Europa tem ‘6 semanas’ de combustível de aviação

Diretor da AIE disse que voos poderão ser cancelados em breve

Por Cruzeiro do Sul

Estoques atuais em aeroportos europeus são limitados

A Europa dispõe de “talvez umas seis semanas, mais ou menos, de combustível de aviação”, afirmou ontem (16) o diretor-executivo da Agência Internacional de Energia (AIE), Fatih Birol, alertando que voos poderão ser cancelados “em breve” se os suprimentos de petróleo continuarem bloqueados pela guerra no Irã.

Em entrevista à Associated Press, Birol traçou um quadro preocupante das repercussões globais do que chamou de “a maior crise energética que já enfrentamos”, decorrente do bloqueio do fluxo de petróleo, gás e outros suprimentos vitais pelo Estreito de Ormuz.

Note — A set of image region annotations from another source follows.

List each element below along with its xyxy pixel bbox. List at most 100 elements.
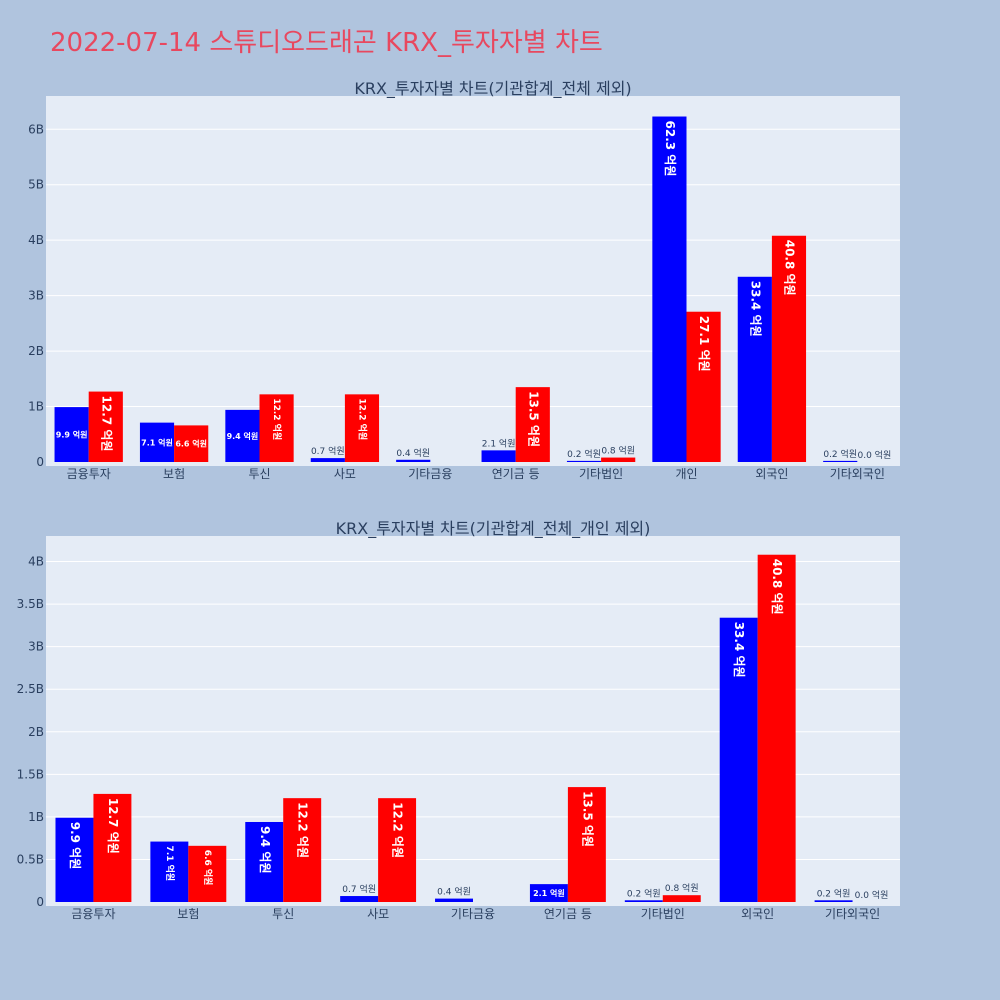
data-label: 6.6 억원: [202, 850, 214, 886]
y-tick-label: 1B: [28, 810, 44, 824]
bar: [93, 793, 132, 902]
bar: [54, 407, 89, 462]
bar: [686, 311, 721, 462]
data-label: 40.8 억원: [770, 559, 784, 615]
bar: [719, 617, 758, 902]
data-label: 0.8 억원: [601, 445, 635, 457]
y-tick-label: 0: [36, 455, 44, 469]
data-label: 13.5 억원: [580, 791, 594, 847]
bar: [601, 457, 636, 462]
data-label: 0.7 억원: [342, 883, 376, 895]
data-label: 0.2 억원: [567, 448, 601, 460]
data-label: 33.4 억원: [748, 281, 762, 337]
category-label: 외국인: [755, 467, 788, 481]
data-label: 0.2 억원: [817, 887, 851, 899]
data-label: 27.1 억원: [697, 316, 711, 372]
y-tick-label: 2.5B: [17, 682, 44, 696]
bar: [481, 450, 516, 462]
bar: [150, 841, 189, 902]
y-tick-label: 6B: [28, 122, 44, 136]
chart-title: KRX_투자자별 차트(기관합계_전체_개인 제외): [336, 519, 651, 539]
data-label: 12.2 억원: [271, 398, 283, 440]
category-label: 외국인: [741, 907, 774, 921]
y-tick-label: 2B: [28, 344, 44, 358]
category-label: 금융투자: [67, 467, 111, 481]
category-label: 보험: [163, 467, 185, 481]
category-label: 기타금융: [408, 467, 452, 481]
category-label: 사모: [367, 907, 389, 921]
data-label: 12.2 억원: [356, 398, 368, 440]
data-label: 9.9 억원: [68, 822, 82, 870]
category-label: 기타법인: [641, 907, 685, 921]
category-label: 연기금 등: [544, 907, 592, 921]
bar: [259, 394, 294, 462]
data-label: 2.1 억원: [533, 888, 565, 898]
bar: [515, 387, 550, 462]
y-tick-label: 1B: [28, 400, 44, 414]
category-label: 개인: [675, 467, 697, 481]
data-label: 7.1 억원: [141, 437, 173, 447]
data-label: 9.4 억원: [258, 826, 272, 874]
category-label: 사모: [334, 467, 356, 481]
data-label: 0.4 억원: [396, 447, 430, 459]
y-tick-label: 3B: [28, 289, 44, 303]
y-tick-label: 3.5B: [17, 597, 44, 611]
bar: [652, 116, 687, 462]
bar: [757, 554, 796, 902]
data-label: 33.4 억원: [732, 622, 746, 678]
bar: [344, 394, 380, 462]
chart-institution-individual-excluded: KRX_투자자별 차트(기관합계_전체_개인 제외) 0 0.5B 1B 1.5B 2B 2…: [17, 519, 900, 921]
data-label: 7.1 억원: [164, 846, 176, 882]
y-tick-label: 4B: [28, 233, 44, 247]
bar: [378, 798, 417, 902]
category-label: 투신: [272, 907, 294, 921]
y-tick-label: 0: [36, 895, 44, 909]
bar: [771, 235, 807, 462]
category-label: 투신: [248, 467, 270, 481]
y-tick-label: 1.5B: [17, 767, 44, 781]
data-label: 13.5 억원: [526, 391, 540, 447]
data-label: 0.0 억원: [855, 889, 889, 901]
data-label: 6.6 억원: [175, 439, 207, 449]
y-tick-label: 0.5B: [17, 852, 44, 866]
data-label: 0.7 억원: [311, 445, 345, 457]
data-label: 9.9 억원: [56, 430, 88, 440]
chart-institution-excluded: KRX_투자자별 차트(기관합계_전체 제외) 0 1B 2B 3B 4B 5B 6B 금융투자…: [28, 79, 900, 481]
data-label: 0.8 억원: [665, 882, 699, 894]
category-label: 연기금 등: [492, 467, 540, 481]
bar: [435, 898, 473, 902]
y-tick-label: 4B: [28, 555, 44, 569]
y-tick-label: 3B: [28, 640, 44, 654]
bar: [174, 425, 209, 462]
category-label: 기타법인: [579, 467, 623, 481]
data-label: 12.2 억원: [296, 802, 310, 858]
bar: [566, 460, 602, 462]
bar: [737, 276, 772, 462]
bar: [310, 458, 345, 462]
page-title: 2022-07-14 스튜디오드래곤 KRX_투자자별 차트: [50, 28, 603, 58]
bar: [396, 459, 431, 462]
data-label: 0.4 억원: [437, 886, 471, 898]
data-label: 2.1 억원: [482, 437, 516, 449]
bar: [662, 895, 701, 902]
data-label: 62.3 억원: [663, 121, 677, 177]
bar: [188, 845, 227, 902]
bar: [283, 798, 322, 902]
data-label: 12.7 억원: [99, 396, 113, 452]
bar: [225, 409, 260, 462]
data-label: 12.2 억원: [391, 802, 405, 858]
data-label: 12.7 억원: [106, 798, 120, 854]
bar: [139, 422, 175, 462]
category-label: 금융투자: [71, 907, 115, 921]
data-label: 0.2 억원: [823, 448, 857, 460]
bar: [245, 821, 284, 902]
bar: [823, 460, 858, 462]
bar: [567, 787, 606, 902]
category-label: 기타외국인: [825, 907, 880, 921]
bar: [340, 896, 379, 902]
bar: [529, 884, 568, 902]
data-label: 9.4 억원: [227, 431, 259, 441]
bar: [814, 900, 853, 902]
y-tick-label: 5B: [28, 178, 44, 192]
category-label: 보험: [177, 907, 199, 921]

“Agora, o estreito está em ‘situação crítica’ e isso terá grandes implicações para a economia global. E, quanto mais tempo durar, pior será para o crescimento econômico e a inflação no mundo”, afirmou.

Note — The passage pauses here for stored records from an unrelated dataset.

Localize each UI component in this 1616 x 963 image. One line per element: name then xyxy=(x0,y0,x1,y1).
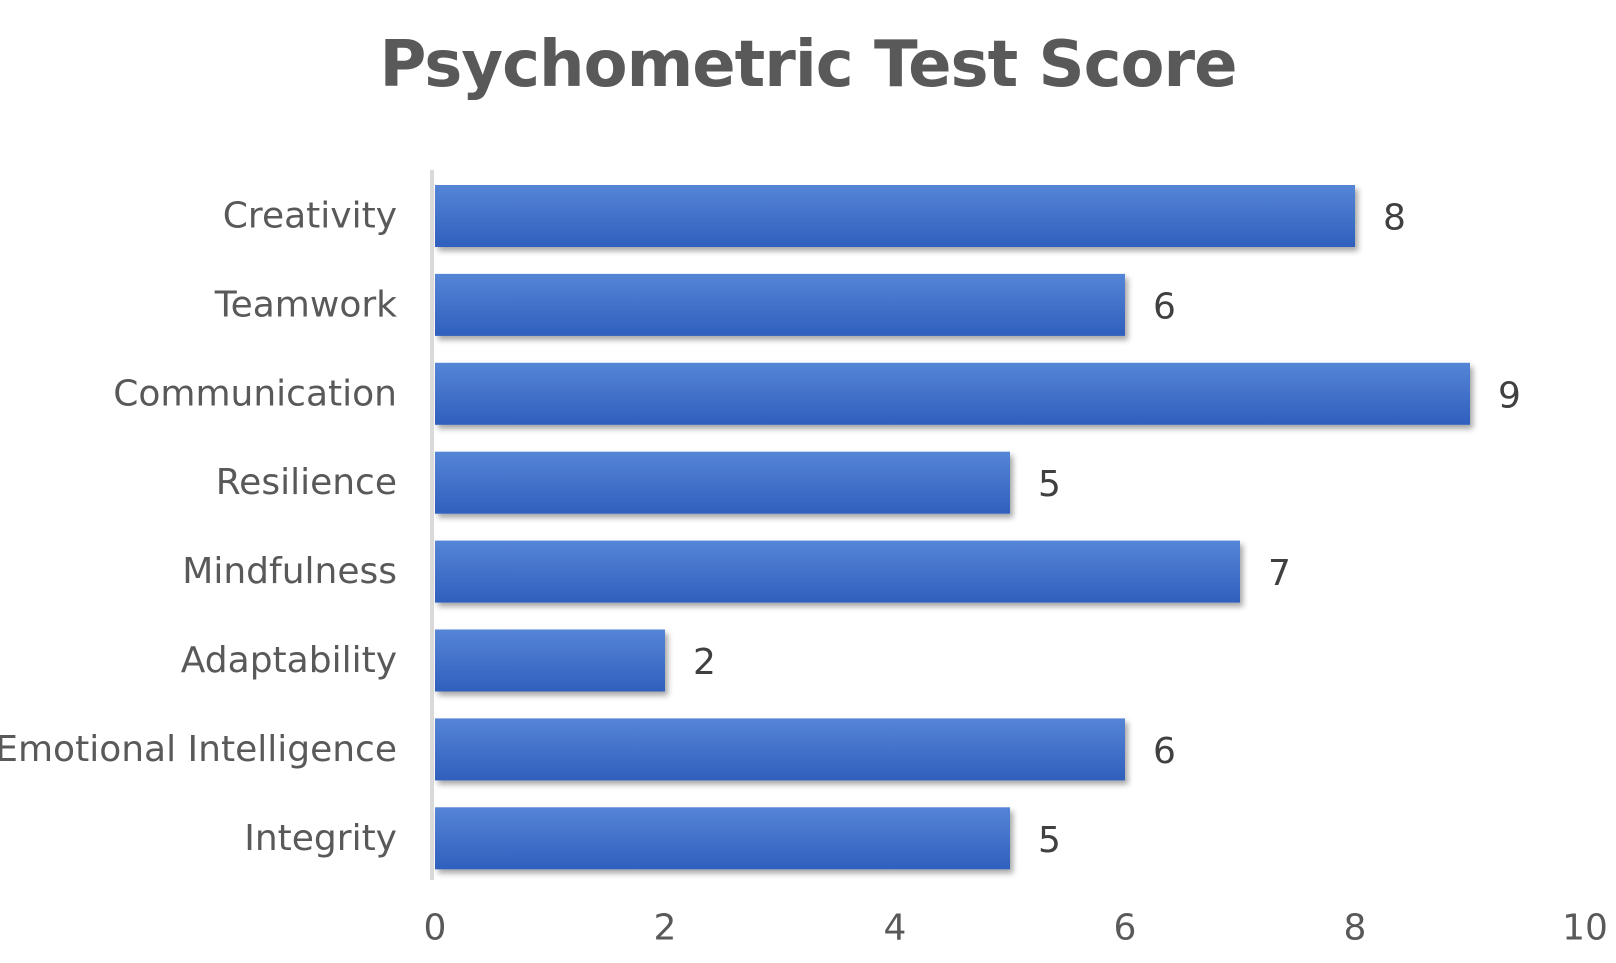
x-tick-label-0: 0 xyxy=(424,908,447,949)
bars-layer xyxy=(435,185,1470,870)
chart-title: Psychometric Test Score xyxy=(379,28,1238,102)
x-tick-label-4: 4 xyxy=(884,908,907,949)
bar-creativity xyxy=(435,185,1355,247)
data-label-teamwork: 6 xyxy=(1153,286,1176,327)
x-tick-label-8: 8 xyxy=(1344,908,1367,949)
data-label-emotional-intelligence: 6 xyxy=(1153,731,1176,772)
category-label-integrity: Integrity xyxy=(244,818,397,859)
category-label-communication: Communication xyxy=(113,373,397,414)
category-label-mindfulness: Mindfulness xyxy=(182,551,397,592)
data-label-creativity: 8 xyxy=(1383,198,1406,239)
bar-teamwork xyxy=(435,273,1125,336)
bar-mindfulness xyxy=(435,540,1240,603)
labels-layer: Creativity 8 Teamwork 6 Communication 9 Resili… xyxy=(0,196,1608,949)
category-label-creativity: Creativity xyxy=(223,196,397,237)
data-label-adaptability: 2 xyxy=(693,642,716,683)
bar-communication xyxy=(435,362,1470,425)
data-label-resilience: 5 xyxy=(1038,464,1061,505)
x-tick-label-2: 2 xyxy=(654,908,677,949)
category-label-adaptability: Adaptability xyxy=(181,640,397,681)
bar-adaptability xyxy=(435,629,665,692)
bar-emotional-intelligence xyxy=(435,718,1125,781)
x-tick-label-6: 6 xyxy=(1114,908,1137,949)
data-label-mindfulness: 7 xyxy=(1268,553,1291,594)
x-tick-label-10: 10 xyxy=(1562,908,1608,949)
bar-resilience xyxy=(435,451,1010,514)
category-label-emotional-intelligence: Emotional Intelligence xyxy=(0,729,397,770)
data-label-communication: 9 xyxy=(1498,375,1521,416)
category-label-resilience: Resilience xyxy=(216,462,397,503)
category-label-teamwork: Teamwork xyxy=(214,284,397,325)
data-label-integrity: 5 xyxy=(1038,820,1061,861)
bar-integrity xyxy=(435,807,1010,870)
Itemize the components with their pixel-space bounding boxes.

O impacto será de “preços mais altos da gasolina, preços mais altos do gás, preços altos da eletricidade com algumas partes do mundo mais atingidas do que outras”, disse Birol.

“A linha de frente são os países asiáticos”, que dependem de energia do Oriente Médio, afirmou ele, citando Japão, Coreia, Índia, China, Paquistão e Bangladesh. “Depois, isso chegará à Europa e às Américas”, acrescentou.

Se o Estreito de Ormuz não for reaberto, disse ele, no caso da Europa, “posso dizer que em breve vamos ouvir notícias de que alguns voos da cidade A para a cidade B poderão ser cancelados por falta de combustível de aviação.”

A guerra no Oriente Médio representa um “duro golpe” para um dos corredores econômicos mais importantes do mundo em termos estratégicos, na avaliação do diretor do Departamento do Oriente Médio e Ásia Central do Fundo Monetário Internacional (FMI), Jihad Azour. Em comentários para a imprensa ontem, após o FMI divulgar o documento atualizado de perspectivas econômicas regionais, ele avaliou que o acordo de cessar-fogo anunciado em 7 de abril é “um desenvolvimento bem-vindo e um passo importante” rumo à redução da escalada da guerra.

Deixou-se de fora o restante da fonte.